Schule gegen sexuelle Gewalt

Mit gutem Beispiel voran

Bildungssenatorin Scheeres stellt Initiative gegen sexuelle Gewalt vor – und berichtet von einem Übergriff, den sie selbst als Schülerin erlebte.

Zum Schutzkonzept einer Schule gehört, dass die Jugendlichen AnsprechpartnerInnen haben. Foto: dpa

Sandra Scheeres überraschte am Mittwoch mit einer sehr persönlichen Geschichte. Auf einer Pressekonferenz erzählte die Bildungssenatorin von der SPD, dass sie als Achtklässlerin Opfer eines sexuellen Übergriffs wurde. „Da haben mich einfach mal vier Jungs in den Keller geschleppt, mir die Arme festgehalten und mich begrabscht“, sagte Scheeres. Ein sensibler Lehrer habe das zum Glück aufgegriffen und sich um sie gekümmert. Heute ist Scheeres 48 Jahre alt. Das Erlebnis von damals habe sie immer noch im Kopf, sagte sie.

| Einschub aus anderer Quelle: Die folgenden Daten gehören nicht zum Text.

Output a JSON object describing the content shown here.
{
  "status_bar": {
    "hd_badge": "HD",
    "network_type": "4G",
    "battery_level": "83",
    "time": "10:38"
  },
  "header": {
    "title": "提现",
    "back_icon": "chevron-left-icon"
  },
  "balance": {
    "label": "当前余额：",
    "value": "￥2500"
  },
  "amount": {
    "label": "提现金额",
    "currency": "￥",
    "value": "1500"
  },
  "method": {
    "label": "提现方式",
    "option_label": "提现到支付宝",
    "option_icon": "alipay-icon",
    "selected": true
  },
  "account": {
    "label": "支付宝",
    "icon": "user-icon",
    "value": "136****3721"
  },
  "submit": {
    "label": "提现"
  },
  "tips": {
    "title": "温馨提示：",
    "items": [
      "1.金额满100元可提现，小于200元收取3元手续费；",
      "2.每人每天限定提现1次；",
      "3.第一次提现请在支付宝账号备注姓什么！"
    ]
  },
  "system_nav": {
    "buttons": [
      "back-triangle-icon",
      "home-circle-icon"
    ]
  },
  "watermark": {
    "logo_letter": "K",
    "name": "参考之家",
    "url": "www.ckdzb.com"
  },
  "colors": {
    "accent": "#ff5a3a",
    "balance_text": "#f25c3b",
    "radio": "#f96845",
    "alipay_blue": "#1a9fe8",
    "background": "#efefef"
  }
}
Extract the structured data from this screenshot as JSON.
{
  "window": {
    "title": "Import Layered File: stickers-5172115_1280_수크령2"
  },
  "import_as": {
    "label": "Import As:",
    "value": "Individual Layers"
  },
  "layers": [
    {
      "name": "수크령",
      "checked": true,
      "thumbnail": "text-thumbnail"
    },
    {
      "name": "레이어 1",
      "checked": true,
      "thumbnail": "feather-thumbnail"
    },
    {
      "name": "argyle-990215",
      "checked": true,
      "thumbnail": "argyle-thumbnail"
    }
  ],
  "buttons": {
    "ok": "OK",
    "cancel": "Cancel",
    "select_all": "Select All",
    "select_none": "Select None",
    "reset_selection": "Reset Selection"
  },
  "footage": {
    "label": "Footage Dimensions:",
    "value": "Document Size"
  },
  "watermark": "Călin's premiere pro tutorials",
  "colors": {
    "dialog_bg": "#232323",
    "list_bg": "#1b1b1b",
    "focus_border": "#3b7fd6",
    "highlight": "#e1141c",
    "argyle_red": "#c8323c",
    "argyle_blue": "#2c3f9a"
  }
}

Ihr Bericht passte zum Thema des Pressegesprächs: Scheeres verkündete gemeinsam mit dem Missbrauchsbeauftragten der Bundesregierung Johannes-Wilhelm Rörig den Beginn der Initiative „Schule gegen sexuelle Gewalt“ in Berlin. LehrerInnen und ErzieherInnen bekommen Fortbildungen und Infomaterialien. Sie sollen gemeinsam mit den SchülerInnen ein Schutzkonzept entwickeln, um bei Anzeichen eines Missbrauchs – sei es durch Jugendliche, sei es durch Erwachsene – vorbereitet zu sein. Ziel ist es, für sexuelle Gewalt zu sensibilisieren und einen offenen Umgang mit dem Thema zu finden, statt wegzusehen.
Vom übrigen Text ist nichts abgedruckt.